The Polygon SDK–a blockchain startup solution utilizing different scaling approaches — is currently under development: Plasma, Validium, Optimistic Rollups, zkRollups, and others.
Tools for using the protocol
In order to interact with the Polygon network, you can use Ethereum’s Metamask walletAll you need to do is select “Custom RPC” in the drop-down menu, and then enter your connection details:
Network Name: Polygon (Matic) Mainnet
New RPC URL: https://rpc-mainnet.matic.network
Chain ID: 137
Block Explorer URL: https://explorer.matic.network/
Then there are bridges, which enable interoperability between different networks. To bring assets into the Polygon network, you can use the following bridges:
- Polygon’s official PoS bridge
- Connecxt’s xPollinate bridge to transfer assets from Fantom and the Binance Smart Chain network
- RenBridge direct bridge for transferring assets such as renBTC, renBCH, renLUNA, renFIL, and others.
- Zapper Bridge for one-way transfers into Polygon.
To exchange tokens inside Polygon, you can use the decentralized exchange Quickswap — a fork of Uniswap V2. The exchange is powered by automated market makers (AMMs) and liquidity pools (LPs), and over 100 coins are available for exchange on the platform. Users can also provide liquidity to LPs, or lending protocols, in order to farm yields.
Today, Polygon is integrated with some of the largest blockchain protocols in the decentralized finance niche.

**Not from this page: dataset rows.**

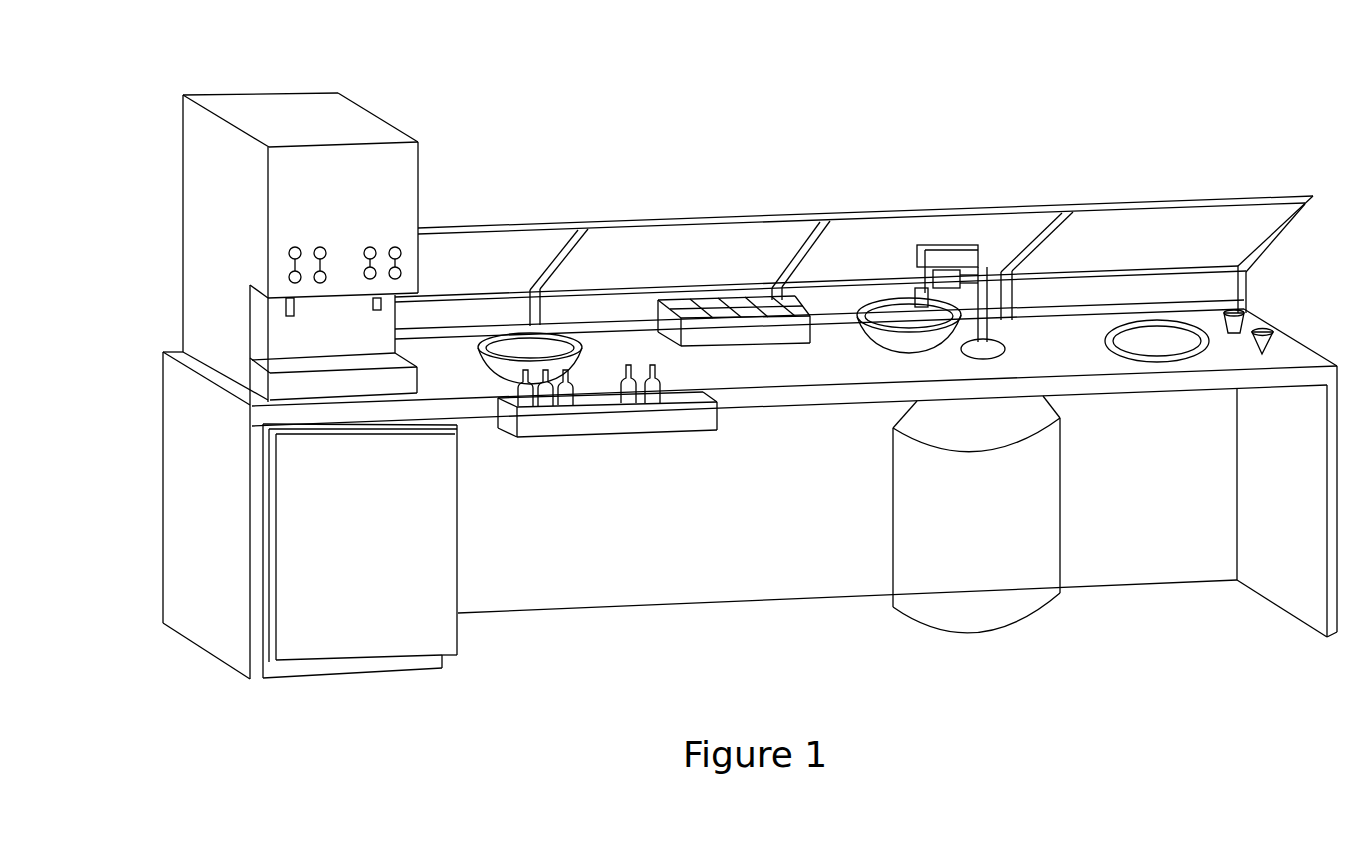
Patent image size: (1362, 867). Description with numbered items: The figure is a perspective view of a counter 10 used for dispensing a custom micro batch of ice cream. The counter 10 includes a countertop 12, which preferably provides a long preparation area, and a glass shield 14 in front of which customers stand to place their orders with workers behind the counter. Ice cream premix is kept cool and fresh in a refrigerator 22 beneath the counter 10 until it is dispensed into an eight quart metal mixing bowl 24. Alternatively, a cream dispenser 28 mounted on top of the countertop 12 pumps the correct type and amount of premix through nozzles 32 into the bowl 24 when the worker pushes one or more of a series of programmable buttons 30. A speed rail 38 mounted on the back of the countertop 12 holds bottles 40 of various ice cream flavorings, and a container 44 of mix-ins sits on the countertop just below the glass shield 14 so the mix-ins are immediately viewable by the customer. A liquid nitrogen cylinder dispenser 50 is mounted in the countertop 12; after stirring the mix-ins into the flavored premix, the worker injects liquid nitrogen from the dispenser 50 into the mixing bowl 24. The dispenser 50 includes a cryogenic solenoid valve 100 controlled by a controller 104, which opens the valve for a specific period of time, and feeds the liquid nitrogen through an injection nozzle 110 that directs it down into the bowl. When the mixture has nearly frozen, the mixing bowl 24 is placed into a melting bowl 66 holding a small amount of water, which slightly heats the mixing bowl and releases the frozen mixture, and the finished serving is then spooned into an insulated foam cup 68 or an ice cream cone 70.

The counter 10 is at (1176, 188).
The countertop 12 is at (706, 375).
The glass shield 14 is at (583, 228).
The refrigerator 22 is at (340, 485).
The mixing bowl 24 is at (517, 360).
The cream dispenser 28 is at (299, 118).
The buttons 30 is at (320, 250).
The nozzles 32 is at (378, 308).
The speed rail 38 is at (554, 432).
The bottles 40 is at (627, 402).
The container 44 is at (729, 343).
The liquid nitrogen cylinder dispenser 50 is at (951, 533).
The melting bowl 66 is at (1146, 352).
The insulated foam cup 68 is at (1262, 331).
The ice cream cone 70 is at (1238, 313).
The cryogenic solenoid valve 100 is at (972, 244).
The controller 104 is at (934, 268).
The injection nozzle 110 is at (918, 292).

For example, one of the first projects to announce the use of Polygon was Aave, which leverages the L2 to allow for quick and easy lending and borrowing.
Decentralized exchange SushiSwap’s integration with Polygon allows users to provide liquidity, make deposits, and exchange tokens with significant savings on fees compared to L1.
The mStable protocol provides access to its pegged asset infrastructure using Polygon, allowing users to exchange DAI, USDT, mUSDT, and USDC stablecoins with zero fees.
The largest NFT marketplace, OpenSea, uses L2 for some of its transactions. In order to identify which NFTs can be purchased using Polygon, a corresponding logo has been added to the relevant offerings.
Plenty more projects use the Polygon network–including Balancer, Kyber Network, Curve, Dfyn, Aavegotchi, and more. Mass adoption is still far off, but growth is strong: according to TheBlock, Polygon’s TVL (the volume of assets locked in smart contracts) has grown more than 20-fold since early spring 2021 to about $6 billion.
With the growing popularity of DeFi and NFTs, the need for layer two solutions has increased. Polygon reduces fees, improves interoperability between ecosystems, and offers developers the ability to create their own networks that are compatible with Polygon and Ethereum. And given the recent news about the creation of a DAO to manage decentralized finance and the ecosystem, it could be argued that this is one of the fastest-growing Ethereum blockchain scaling solutions.